In a move reminiscent of the film "Eternal Sunshine of the Spotless Mind," one drug company is pursuing research for a new psycho-drug with the aim of lessening the impact of long-term bad memories.
Have a car wreck you'd like to forget? Or, a bad date that you just can't get out of your mind? Well, if that's the case, we've got just the dandy new drug to sell you . . .
A US and Canadian team used a drug called propranolol to target unwanted memories, while leaving others intact. They injected the drug, which is more often used to treat heart patients, while a volunteer was asked to recall a painful memory. (Propranolol is commonly marketed by Wyeth under the trade name Inderal.)
The Journal of Psychiatric Research study found that this seemed to disrupt the way the memory was then stored.
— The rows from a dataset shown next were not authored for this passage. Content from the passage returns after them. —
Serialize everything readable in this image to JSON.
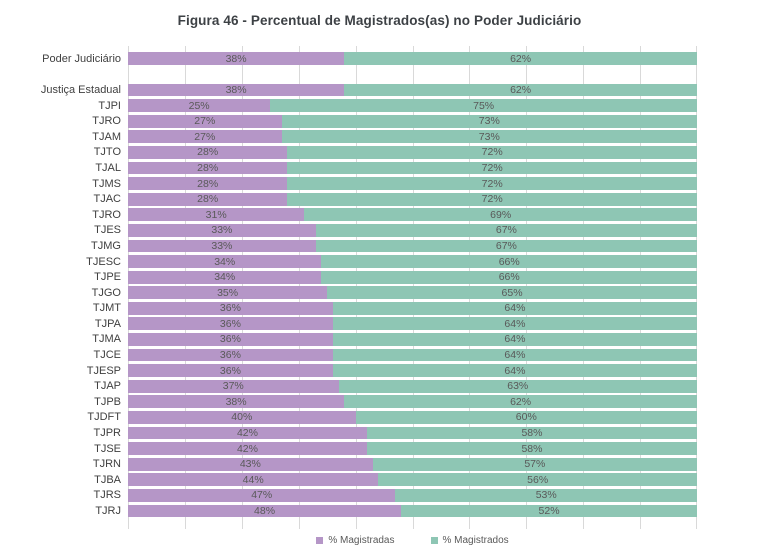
{
  "title": "Figura 46 - Percentual de Magistrados(as) no Poder Judiciário",
  "colors": {
    "magistradas": "#b596c7",
    "magistrados": "#8ec6b4",
    "gridline": "#d9d9d9",
    "title_text": "#3d4145",
    "label_text": "#404040",
    "value_text": "#595959"
  },
  "chart_data": {
    "type": "bar",
    "orientation": "horizontal",
    "stacked": true,
    "title": "Figura 46 - Percentual de Magistrados(as) no Poder Judiciário",
    "xlim": [
      0,
      100
    ],
    "unit": "%",
    "gridlines": "vertical, every 10%",
    "legend_position": "bottom-center",
    "series": [
      {
        "name": "% Magistradas",
        "color": "#b596c7"
      },
      {
        "name": "% Magistrados",
        "color": "#8ec6b4"
      }
    ],
    "rows": [
      {
        "label": "Poder Judiciário",
        "magistradas": 38,
        "magistrados": 62
      },
      {
        "label": "",
        "spacer": true
      },
      {
        "label": "Justiça Estadual",
        "magistradas": 38,
        "magistrados": 62
      },
      {
        "label": "TJPI",
        "magistradas": 25,
        "magistrados": 75
      },
      {
        "label": "TJRO",
        "magistradas": 27,
        "magistrados": 73
      },
      {
        "label": "TJAM",
        "magistradas": 27,
        "magistrados": 73
      },
      {
        "label": "TJTO",
        "magistradas": 28,
        "magistrados": 72
      },
      {
        "label": "TJAL",
        "magistradas": 28,
        "magistrados": 72
      },
      {
        "label": "TJMS",
        "magistradas": 28,
        "magistrados": 72
      },
      {
        "label": "TJAC",
        "magistradas": 28,
        "magistrados": 72
      },
      {
        "label": "TJRO",
        "magistradas": 31,
        "magistrados": 69
      },
      {
        "label": "TJES",
        "magistradas": 33,
        "magistrados": 67
      },
      {
        "label": "TJMG",
        "magistradas": 33,
        "magistrados": 67
      },
      {
        "label": "TJESC",
        "magistradas": 34,
        "magistrados": 66
      },
      {
        "label": "TJPE",
        "magistradas": 34,
        "magistrados": 66
      },
      {
        "label": "TJGO",
        "magistradas": 35,
        "magistrados": 65
      },
      {
        "label": "TJMT",
        "magistradas": 36,
        "magistrados": 64
      },
      {
        "label": "TJPA",
        "magistradas": 36,
        "magistrados": 64
      },
      {
        "label": "TJMA",
        "magistradas": 36,
        "magistrados": 64
      },
      {
        "label": "TJCE",
        "magistradas": 36,
        "magistrados": 64
      },
      {
        "label": "TJESP",
        "magistradas": 36,
        "magistrados": 64
      },
      {
        "label": "TJAP",
        "magistradas": 37,
        "magistrados": 63
      },
      {
        "label": "TJPB",
        "magistradas": 38,
        "magistrados": 62
      },
      {
        "label": "TJDFT",
        "magistradas": 40,
        "magistrados": 60
      },
      {
        "label": "TJPR",
        "magistradas": 42,
        "magistrados": 58
      },
      {
        "label": "TJSE",
        "magistradas": 42,
        "magistrados": 58
      },
      {
        "label": "TJRN",
        "magistradas": 43,
        "magistrados": 57
      },
      {
        "label": "TJBA",
        "magistradas": 44,
        "magistrados": 56
      },
      {
        "label": "TJRS",
        "magistradas": 47,
        "magistrados": 53
      },
      {
        "label": "TJRJ",
        "magistradas": 48,
        "magistrados": 52
      }
    ]
  }
}
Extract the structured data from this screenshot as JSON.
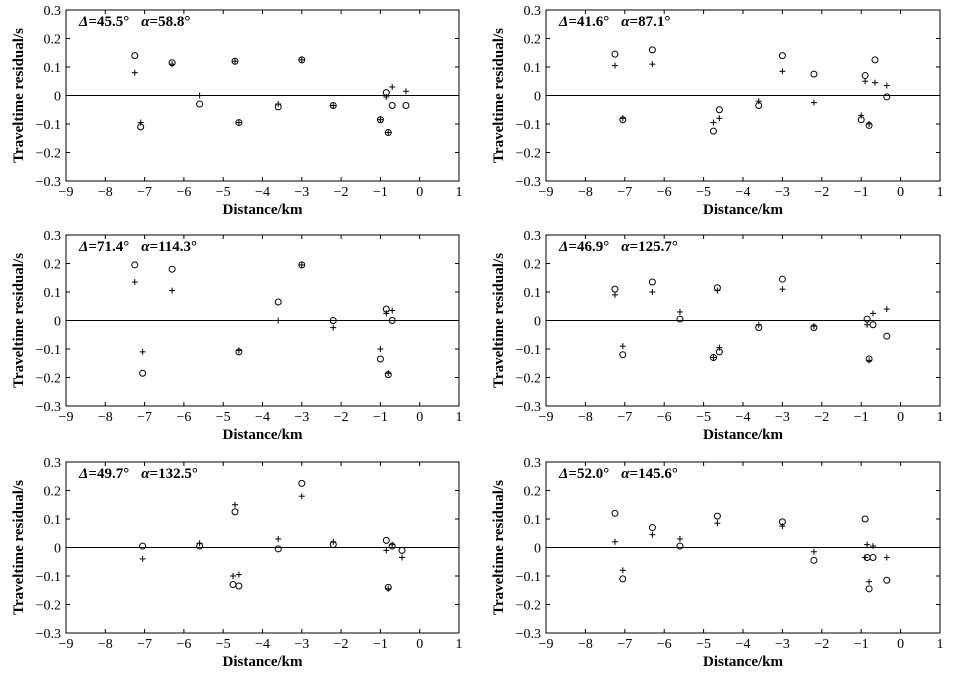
{
  "chart_data": [
    {
      "type": "scatter",
      "title": "",
      "annotation": {
        "delta_symbol": "Δ",
        "delta_value": "=45.5°",
        "alpha_symbol": "α",
        "alpha_value": "=58.8°"
      },
      "xlabel": "Distance/km",
      "ylabel": "Traveltime residual/s",
      "xlim": [
        -9,
        1
      ],
      "ylim": [
        -0.3,
        0.3
      ],
      "xticks": [
        "−9",
        "−8",
        "−7",
        "−6",
        "−5",
        "−4",
        "−3",
        "−2",
        "−1",
        "0",
        "1"
      ],
      "yticks": [
        "0.3",
        "0.2",
        "0.1",
        "0",
        "−0.1",
        "−0.2",
        "−0.3"
      ],
      "zero_line": true,
      "grid": false,
      "series": [
        {
          "marker": "circle",
          "points": [
            [
              -7.25,
              0.14
            ],
            [
              -7.1,
              -0.11
            ],
            [
              -6.3,
              0.115
            ],
            [
              -5.6,
              -0.03
            ],
            [
              -4.7,
              0.12
            ],
            [
              -4.6,
              -0.095
            ],
            [
              -3.6,
              -0.04
            ],
            [
              -3.0,
              0.125
            ],
            [
              -2.2,
              -0.035
            ],
            [
              -1.0,
              -0.085
            ],
            [
              -0.85,
              0.01
            ],
            [
              -0.8,
              -0.13
            ],
            [
              -0.7,
              -0.035
            ],
            [
              -0.35,
              -0.035
            ]
          ]
        },
        {
          "marker": "plus",
          "points": [
            [
              -7.25,
              0.08
            ],
            [
              -7.1,
              -0.095
            ],
            [
              -6.3,
              0.11
            ],
            [
              -5.6,
              0.0
            ],
            [
              -4.7,
              0.12
            ],
            [
              -4.6,
              -0.095
            ],
            [
              -3.6,
              -0.03
            ],
            [
              -3.0,
              0.125
            ],
            [
              -2.2,
              -0.035
            ],
            [
              -1.0,
              -0.085
            ],
            [
              -0.85,
              -0.005
            ],
            [
              -0.8,
              -0.13
            ],
            [
              -0.7,
              0.03
            ],
            [
              -0.35,
              0.015
            ]
          ]
        }
      ]
    },
    {
      "type": "scatter",
      "title": "",
      "annotation": {
        "delta_symbol": "Δ",
        "delta_value": "=41.6°",
        "alpha_symbol": "α",
        "alpha_value": "=87.1°"
      },
      "xlabel": "Distance/km",
      "ylabel": "Traveltime residual/s",
      "xlim": [
        -9,
        1
      ],
      "ylim": [
        -0.3,
        0.3
      ],
      "xticks": [
        "−9",
        "−8",
        "−7",
        "−6",
        "−5",
        "−4",
        "−3",
        "−2",
        "−1",
        "0",
        "1"
      ],
      "yticks": [
        "0.3",
        "0.2",
        "0.1",
        "0",
        "−0.1",
        "−0.2",
        "−0.3"
      ],
      "zero_line": true,
      "grid": false,
      "series": [
        {
          "marker": "circle",
          "points": [
            [
              -7.25,
              0.145
            ],
            [
              -7.05,
              -0.085
            ],
            [
              -6.3,
              0.16
            ],
            [
              -4.75,
              -0.125
            ],
            [
              -4.6,
              -0.05
            ],
            [
              -3.6,
              -0.035
            ],
            [
              -3.0,
              0.14
            ],
            [
              -2.2,
              0.075
            ],
            [
              -0.9,
              0.07
            ],
            [
              -1.0,
              -0.085
            ],
            [
              -0.8,
              -0.105
            ],
            [
              -0.65,
              0.125
            ],
            [
              -0.35,
              -0.005
            ]
          ]
        },
        {
          "marker": "plus",
          "points": [
            [
              -7.25,
              0.105
            ],
            [
              -7.05,
              -0.08
            ],
            [
              -6.3,
              0.11
            ],
            [
              -4.75,
              -0.095
            ],
            [
              -4.6,
              -0.08
            ],
            [
              -3.6,
              -0.02
            ],
            [
              -3.0,
              0.085
            ],
            [
              -2.2,
              -0.025
            ],
            [
              -0.9,
              0.05
            ],
            [
              -1.0,
              -0.07
            ],
            [
              -0.8,
              -0.1
            ],
            [
              -0.65,
              0.045
            ],
            [
              -0.35,
              0.035
            ]
          ]
        }
      ]
    },
    {
      "type": "scatter",
      "title": "",
      "annotation": {
        "delta_symbol": "Δ",
        "delta_value": "=71.4°",
        "alpha_symbol": "α",
        "alpha_value": "=114.3°"
      },
      "xlabel": "Distance/km",
      "ylabel": "Traveltime residual/s",
      "xlim": [
        -9,
        1
      ],
      "ylim": [
        -0.3,
        0.3
      ],
      "xticks": [
        "−9",
        "−8",
        "−7",
        "−6",
        "−5",
        "−4",
        "−3",
        "−2",
        "−1",
        "0",
        "1"
      ],
      "yticks": [
        "0.3",
        "0.2",
        "0.1",
        "0",
        "−0.1",
        "−0.2",
        "−0.3"
      ],
      "zero_line": true,
      "grid": false,
      "series": [
        {
          "marker": "circle",
          "points": [
            [
              -7.25,
              0.195
            ],
            [
              -7.05,
              -0.185
            ],
            [
              -6.3,
              0.18
            ],
            [
              -4.6,
              -0.11
            ],
            [
              -3.6,
              0.065
            ],
            [
              -3.0,
              0.195
            ],
            [
              -2.2,
              0.0
            ],
            [
              -1.0,
              -0.135
            ],
            [
              -0.85,
              0.04
            ],
            [
              -0.8,
              -0.19
            ],
            [
              -0.7,
              0.0
            ]
          ]
        },
        {
          "marker": "plus",
          "points": [
            [
              -7.25,
              0.135
            ],
            [
              -7.05,
              -0.11
            ],
            [
              -6.3,
              0.105
            ],
            [
              -4.6,
              -0.105
            ],
            [
              -3.6,
              0.0
            ],
            [
              -3.0,
              0.195
            ],
            [
              -2.2,
              -0.025
            ],
            [
              -1.0,
              -0.1
            ],
            [
              -0.85,
              0.025
            ],
            [
              -0.8,
              -0.185
            ],
            [
              -0.7,
              0.035
            ]
          ]
        }
      ]
    },
    {
      "type": "scatter",
      "title": "",
      "annotation": {
        "delta_symbol": "Δ",
        "delta_value": "=46.9°",
        "alpha_symbol": "α",
        "alpha_value": "=125.7°"
      },
      "xlabel": "Distance/km",
      "ylabel": "Traveltime residual/s",
      "xlim": [
        -9,
        1
      ],
      "ylim": [
        -0.3,
        0.3
      ],
      "xticks": [
        "−9",
        "−8",
        "−7",
        "−6",
        "−5",
        "−4",
        "−3",
        "−2",
        "−1",
        "0",
        "1"
      ],
      "yticks": [
        "0.3",
        "0.2",
        "0.1",
        "0",
        "−0.1",
        "−0.2",
        "−0.3"
      ],
      "zero_line": true,
      "grid": false,
      "series": [
        {
          "marker": "circle",
          "points": [
            [
              -7.25,
              0.11
            ],
            [
              -7.05,
              -0.12
            ],
            [
              -6.3,
              0.135
            ],
            [
              -5.6,
              0.005
            ],
            [
              -4.75,
              -0.13
            ],
            [
              -4.6,
              -0.11
            ],
            [
              -4.65,
              0.115
            ],
            [
              -3.6,
              -0.025
            ],
            [
              -3.0,
              0.145
            ],
            [
              -2.2,
              -0.025
            ],
            [
              -0.85,
              0.005
            ],
            [
              -0.8,
              -0.135
            ],
            [
              -0.7,
              -0.015
            ],
            [
              -0.35,
              -0.055
            ]
          ]
        },
        {
          "marker": "plus",
          "points": [
            [
              -7.25,
              0.09
            ],
            [
              -7.05,
              -0.09
            ],
            [
              -6.3,
              0.1
            ],
            [
              -5.6,
              0.03
            ],
            [
              -4.75,
              -0.13
            ],
            [
              -4.6,
              -0.095
            ],
            [
              -4.65,
              0.105
            ],
            [
              -3.6,
              -0.015
            ],
            [
              -3.0,
              0.11
            ],
            [
              -2.2,
              -0.02
            ],
            [
              -0.85,
              -0.015
            ],
            [
              -0.8,
              -0.14
            ],
            [
              -0.7,
              0.025
            ],
            [
              -0.35,
              0.04
            ]
          ]
        }
      ]
    },
    {
      "type": "scatter",
      "title": "",
      "annotation": {
        "delta_symbol": "Δ",
        "delta_value": "=49.7°",
        "alpha_symbol": "α",
        "alpha_value": "=132.5°"
      },
      "xlabel": "Distance/km",
      "ylabel": "Traveltime residual/s",
      "xlim": [
        -9,
        1
      ],
      "ylim": [
        -0.3,
        0.3
      ],
      "xticks": [
        "−9",
        "−8",
        "−7",
        "−6",
        "−5",
        "−4",
        "−3",
        "−2",
        "−1",
        "0",
        "1"
      ],
      "yticks": [
        "0.3",
        "0.2",
        "0.1",
        "0",
        "−0.1",
        "−0.2",
        "−0.3"
      ],
      "zero_line": true,
      "grid": false,
      "series": [
        {
          "marker": "circle",
          "points": [
            [
              -7.05,
              0.005
            ],
            [
              -5.6,
              0.005
            ],
            [
              -4.75,
              -0.13
            ],
            [
              -4.6,
              -0.135
            ],
            [
              -4.7,
              0.125
            ],
            [
              -3.6,
              -0.005
            ],
            [
              -3.0,
              0.225
            ],
            [
              -2.2,
              0.01
            ],
            [
              -0.85,
              0.025
            ],
            [
              -0.8,
              -0.14
            ],
            [
              -0.7,
              0.005
            ],
            [
              -0.45,
              -0.01
            ]
          ]
        },
        {
          "marker": "plus",
          "points": [
            [
              -7.05,
              -0.04
            ],
            [
              -5.6,
              0.015
            ],
            [
              -4.75,
              -0.1
            ],
            [
              -4.6,
              -0.095
            ],
            [
              -4.7,
              0.15
            ],
            [
              -3.6,
              0.03
            ],
            [
              -3.0,
              0.18
            ],
            [
              -2.2,
              0.02
            ],
            [
              -0.85,
              -0.01
            ],
            [
              -0.8,
              -0.145
            ],
            [
              -0.7,
              0.01
            ],
            [
              -0.45,
              -0.035
            ]
          ]
        }
      ]
    },
    {
      "type": "scatter",
      "title": "",
      "annotation": {
        "delta_symbol": "Δ",
        "delta_value": "=52.0°",
        "alpha_symbol": "α",
        "alpha_value": "=145.6°"
      },
      "xlabel": "Distance/km",
      "ylabel": "Traveltime residual/s",
      "xlim": [
        -9,
        1
      ],
      "ylim": [
        -0.3,
        0.3
      ],
      "xticks": [
        "−9",
        "−8",
        "−7",
        "−6",
        "−5",
        "−4",
        "−3",
        "−2",
        "−1",
        "0",
        "1"
      ],
      "yticks": [
        "0.3",
        "0.2",
        "0.1",
        "0",
        "−0.1",
        "−0.2",
        "−0.3"
      ],
      "zero_line": true,
      "grid": false,
      "series": [
        {
          "marker": "circle",
          "points": [
            [
              -7.25,
              0.12
            ],
            [
              -7.05,
              -0.11
            ],
            [
              -6.3,
              0.07
            ],
            [
              -5.6,
              0.005
            ],
            [
              -4.65,
              0.11
            ],
            [
              -3.0,
              0.09
            ],
            [
              -2.2,
              -0.045
            ],
            [
              -0.9,
              0.1
            ],
            [
              -0.85,
              -0.035
            ],
            [
              -0.8,
              -0.145
            ],
            [
              -0.7,
              -0.035
            ],
            [
              -0.35,
              -0.115
            ]
          ]
        },
        {
          "marker": "plus",
          "points": [
            [
              -7.25,
              0.02
            ],
            [
              -7.05,
              -0.08
            ],
            [
              -6.3,
              0.045
            ],
            [
              -5.6,
              0.03
            ],
            [
              -4.65,
              0.085
            ],
            [
              -3.0,
              0.075
            ],
            [
              -2.2,
              -0.015
            ],
            [
              -0.9,
              -0.035
            ],
            [
              -0.85,
              0.01
            ],
            [
              -0.8,
              -0.12
            ],
            [
              -0.7,
              0.005
            ],
            [
              -0.35,
              -0.035
            ]
          ]
        }
      ]
    }
  ]
}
The researchers, from McGill University, in Montreal, and Harvard University in Boston, hope their work could lead to new treatments for patients with psychiatric disorders, such as post-traumatic stress. However, others have warned the research is still at a very early stage - and expressed concern that it could potentially be abused easily.
The researchers believe that memories are initially stored in the brain in a malleable, fluid state before becoming hard-wired into the circuitry. They believe propranolol disrupts the biochemical pathways that allow a memory to "harden" after it has been recalled.
The BBC (link in headline of this post) quotes one expert as saying "One does not know what effect such a drug could have in the long term . . . After all, fear reactions are there to protect people from danger in the future."
This sounds to me like one of the worst ideas I've ever seen for selling quantities of pharmaceutical chemicals.